Overview
Fluid is increasingly using the jQuery JavaScript toolkit for low-level DOM manipulation, event binding, and utilities. jQuery's simplicity and elegance provide a firm foundation upon which to build the Fluid component framework.
One primary requirement lacking in jQuery (and in most DHTML toolkits in general) at the moment is robust support for keyboard accessibility. To this end, Fluid is developing a jQuery plugin that will make it significantly easier to create DHTML interfaces that support familiar idioms for navigating with the keyboard.
The Plugin
jQuery.keyboard-a11y
- Makes it easier inject keyboard accessibility into your DHTML interfaces, without having to write onerous hand-rolled code for managing focus and tabbing behaviour.
- Provides cross-browser support and normalization for getting, setting, and evaluating the presence of the "tabindex" attribute.
- Still in development.
- More information about browser incompatibilities can be found in Simon Bates' recent Fluid blog post
This plugin makes it easy for developers to add keyboard handlers to their code without a lot of extra overhead. A common problem in the DHTML world is that user interfaces are built to work solely with the mouse, excluding users who need to use the keyboard to navigate. jquery.tabindex will take the hard work out of making your interfaces usable with the tab and arrow keys.
This library provides DHTML keyboard accessibility without requiring you to implement a whole model for widgets. While it doesn't solve all your accessibility needs, it's designed to work with lots of different types of markup and be consistent with the jQuery approach. Here's a quick summary of the API:
Keyboard A11y API
jQuery().tabindex()
Gets the tabindex value of the first matched element. If the element doesn't have a tabindex attribute, undefined is returned. The value returned is normalized to a Number, since browser implementations vary.
jQuery().tabindex(value)
Sets the tabindex value on all matched elements. value can be either a String or a Number, but valid tabindex attributes need to be integers.
jQuery().removeTabindex()
Removes the tabindex attribute from all matched elements.
jQuery().hasTabindexAttr()
Returns true if the element has a tabindex attribute, and returns false if tabindex is not set. Neither Simon or I have yet to come up with a reliable method for querying tabindex attributes on versions of IE < 6, so this method will always return false on IE 5.5 and below.
jQuery().hasTabindex()
Returns true if the element has a tabindex attribute, or is an HTML element that is included in the tab order by default (i.e. a, input, button, select, area, textarea, or object).
jQuery().tabbable()
Adds all matched elements to the tab order by giving them a tabindex attribute of "0."
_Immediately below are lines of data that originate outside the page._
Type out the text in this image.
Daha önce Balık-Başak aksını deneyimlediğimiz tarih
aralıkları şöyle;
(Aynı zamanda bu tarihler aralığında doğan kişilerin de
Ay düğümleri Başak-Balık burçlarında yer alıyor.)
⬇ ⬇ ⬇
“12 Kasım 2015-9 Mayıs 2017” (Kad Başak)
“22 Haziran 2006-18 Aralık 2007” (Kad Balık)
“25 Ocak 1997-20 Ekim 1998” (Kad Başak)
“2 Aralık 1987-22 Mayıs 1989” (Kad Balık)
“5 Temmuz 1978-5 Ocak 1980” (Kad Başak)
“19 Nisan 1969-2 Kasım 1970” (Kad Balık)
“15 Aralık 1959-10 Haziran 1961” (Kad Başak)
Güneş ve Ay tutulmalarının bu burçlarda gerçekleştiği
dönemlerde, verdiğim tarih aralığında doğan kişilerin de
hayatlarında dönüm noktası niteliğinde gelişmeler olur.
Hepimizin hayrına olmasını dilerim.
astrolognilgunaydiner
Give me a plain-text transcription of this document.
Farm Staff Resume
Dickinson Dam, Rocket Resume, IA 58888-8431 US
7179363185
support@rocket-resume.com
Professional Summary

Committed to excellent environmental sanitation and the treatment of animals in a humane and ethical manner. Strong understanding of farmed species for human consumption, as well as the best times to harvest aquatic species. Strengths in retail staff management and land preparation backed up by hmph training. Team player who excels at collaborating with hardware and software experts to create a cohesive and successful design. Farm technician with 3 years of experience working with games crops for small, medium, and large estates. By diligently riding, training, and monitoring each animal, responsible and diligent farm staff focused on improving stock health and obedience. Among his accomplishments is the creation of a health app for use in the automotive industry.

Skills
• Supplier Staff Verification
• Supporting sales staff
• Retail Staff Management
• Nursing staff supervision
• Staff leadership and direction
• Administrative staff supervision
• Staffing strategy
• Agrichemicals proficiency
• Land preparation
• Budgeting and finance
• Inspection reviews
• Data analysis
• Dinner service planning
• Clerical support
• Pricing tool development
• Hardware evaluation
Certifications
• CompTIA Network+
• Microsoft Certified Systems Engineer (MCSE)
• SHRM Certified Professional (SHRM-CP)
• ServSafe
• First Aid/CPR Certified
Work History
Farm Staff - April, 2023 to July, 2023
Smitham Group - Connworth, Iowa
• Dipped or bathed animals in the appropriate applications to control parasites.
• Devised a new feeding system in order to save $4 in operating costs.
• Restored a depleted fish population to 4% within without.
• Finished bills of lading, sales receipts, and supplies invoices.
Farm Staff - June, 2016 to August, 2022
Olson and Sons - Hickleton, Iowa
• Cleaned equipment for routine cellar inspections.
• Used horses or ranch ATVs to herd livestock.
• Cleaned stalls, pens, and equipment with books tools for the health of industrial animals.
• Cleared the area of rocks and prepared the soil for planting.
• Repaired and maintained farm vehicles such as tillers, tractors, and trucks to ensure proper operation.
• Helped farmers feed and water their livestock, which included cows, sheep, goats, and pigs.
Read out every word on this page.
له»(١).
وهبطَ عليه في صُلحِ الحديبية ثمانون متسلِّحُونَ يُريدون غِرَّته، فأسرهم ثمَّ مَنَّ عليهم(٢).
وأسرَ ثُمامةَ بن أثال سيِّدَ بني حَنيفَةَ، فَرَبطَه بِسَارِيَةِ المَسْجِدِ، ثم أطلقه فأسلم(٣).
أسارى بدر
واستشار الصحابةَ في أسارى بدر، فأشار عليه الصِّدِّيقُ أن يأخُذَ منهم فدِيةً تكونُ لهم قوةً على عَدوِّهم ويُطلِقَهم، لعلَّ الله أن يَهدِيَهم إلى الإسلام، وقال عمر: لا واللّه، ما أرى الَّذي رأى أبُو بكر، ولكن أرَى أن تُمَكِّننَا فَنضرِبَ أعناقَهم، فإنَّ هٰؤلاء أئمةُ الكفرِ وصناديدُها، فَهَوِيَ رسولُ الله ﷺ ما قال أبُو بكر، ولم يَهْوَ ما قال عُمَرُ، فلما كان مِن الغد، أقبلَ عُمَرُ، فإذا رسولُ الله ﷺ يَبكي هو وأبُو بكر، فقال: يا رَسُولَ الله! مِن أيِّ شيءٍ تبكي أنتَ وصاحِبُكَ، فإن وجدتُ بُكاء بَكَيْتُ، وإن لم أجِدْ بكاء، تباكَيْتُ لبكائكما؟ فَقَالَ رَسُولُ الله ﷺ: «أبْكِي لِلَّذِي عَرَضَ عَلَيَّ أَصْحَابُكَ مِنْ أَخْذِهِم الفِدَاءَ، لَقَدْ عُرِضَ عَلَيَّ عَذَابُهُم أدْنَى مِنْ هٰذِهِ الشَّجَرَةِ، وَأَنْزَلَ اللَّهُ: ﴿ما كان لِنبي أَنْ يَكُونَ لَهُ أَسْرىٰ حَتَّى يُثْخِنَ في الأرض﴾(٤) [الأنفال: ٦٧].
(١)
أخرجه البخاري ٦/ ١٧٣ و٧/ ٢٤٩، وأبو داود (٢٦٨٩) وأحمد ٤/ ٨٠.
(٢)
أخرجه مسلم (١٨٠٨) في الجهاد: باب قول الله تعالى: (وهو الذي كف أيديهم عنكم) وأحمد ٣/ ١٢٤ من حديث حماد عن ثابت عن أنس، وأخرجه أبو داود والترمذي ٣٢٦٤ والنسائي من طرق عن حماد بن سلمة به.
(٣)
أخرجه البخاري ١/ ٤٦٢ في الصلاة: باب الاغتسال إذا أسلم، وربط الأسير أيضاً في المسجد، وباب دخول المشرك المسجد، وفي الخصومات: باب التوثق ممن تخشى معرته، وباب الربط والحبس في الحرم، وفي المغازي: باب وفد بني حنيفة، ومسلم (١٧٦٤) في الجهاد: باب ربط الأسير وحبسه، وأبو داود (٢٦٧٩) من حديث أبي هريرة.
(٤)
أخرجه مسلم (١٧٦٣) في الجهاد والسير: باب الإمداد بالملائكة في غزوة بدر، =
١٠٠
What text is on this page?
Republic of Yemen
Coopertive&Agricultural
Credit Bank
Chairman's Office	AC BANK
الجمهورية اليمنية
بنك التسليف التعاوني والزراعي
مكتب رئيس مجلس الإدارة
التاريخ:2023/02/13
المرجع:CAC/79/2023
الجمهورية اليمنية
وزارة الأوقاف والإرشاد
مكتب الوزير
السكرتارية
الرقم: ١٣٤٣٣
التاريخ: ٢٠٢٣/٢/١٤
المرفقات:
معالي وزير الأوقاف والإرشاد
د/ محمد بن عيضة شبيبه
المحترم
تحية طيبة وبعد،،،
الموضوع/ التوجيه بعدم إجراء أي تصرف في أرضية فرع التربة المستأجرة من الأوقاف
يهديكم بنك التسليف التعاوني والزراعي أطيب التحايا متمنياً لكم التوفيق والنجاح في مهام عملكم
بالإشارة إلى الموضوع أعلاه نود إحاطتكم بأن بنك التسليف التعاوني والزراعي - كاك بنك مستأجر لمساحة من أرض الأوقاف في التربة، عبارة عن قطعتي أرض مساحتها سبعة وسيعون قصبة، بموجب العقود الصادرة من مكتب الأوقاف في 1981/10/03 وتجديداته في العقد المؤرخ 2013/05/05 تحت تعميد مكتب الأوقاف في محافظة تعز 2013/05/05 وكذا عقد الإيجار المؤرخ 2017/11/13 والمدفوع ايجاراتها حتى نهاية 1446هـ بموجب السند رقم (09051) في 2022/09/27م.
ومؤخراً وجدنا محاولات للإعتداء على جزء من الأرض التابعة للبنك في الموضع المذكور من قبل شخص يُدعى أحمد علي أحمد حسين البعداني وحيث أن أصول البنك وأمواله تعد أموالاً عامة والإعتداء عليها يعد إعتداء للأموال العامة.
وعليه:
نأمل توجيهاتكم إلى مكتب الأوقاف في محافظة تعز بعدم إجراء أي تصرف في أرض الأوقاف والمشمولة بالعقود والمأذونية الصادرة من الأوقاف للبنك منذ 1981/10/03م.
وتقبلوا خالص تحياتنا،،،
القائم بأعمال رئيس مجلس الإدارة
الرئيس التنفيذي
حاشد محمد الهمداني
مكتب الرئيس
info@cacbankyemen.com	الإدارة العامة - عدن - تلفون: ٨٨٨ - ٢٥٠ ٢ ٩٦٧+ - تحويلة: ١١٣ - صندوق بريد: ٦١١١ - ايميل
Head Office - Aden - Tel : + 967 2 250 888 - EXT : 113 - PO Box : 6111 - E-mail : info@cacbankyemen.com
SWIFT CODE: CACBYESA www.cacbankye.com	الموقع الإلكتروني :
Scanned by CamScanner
jQuery().selectable(container, customHandlers, options)
Makes all matched elements selectable with the arrow keys. Provide your own customHandlers to inject custom styling and logic. Options lets you modify the plugin's default selection behaviour.
jQuery().activatable(customHandlers, options)
Makes all matched elements activatable with the Spacebar and Enter keys. Provide your own handlers to trigger custom behaviour. Options allow you to activate elements using other keystrokes.
jQuery ().selectNext (); jQuery ().selectPrevious (); jQuery ().select (elementToSelect);
Selects the next, previous, or specified element in the list of selectables.
jQuery ().currentSelection ();
Gets the currently selected element.
jQuery ().activate (elementToActivate);
Activates the specified item using the default activation handler.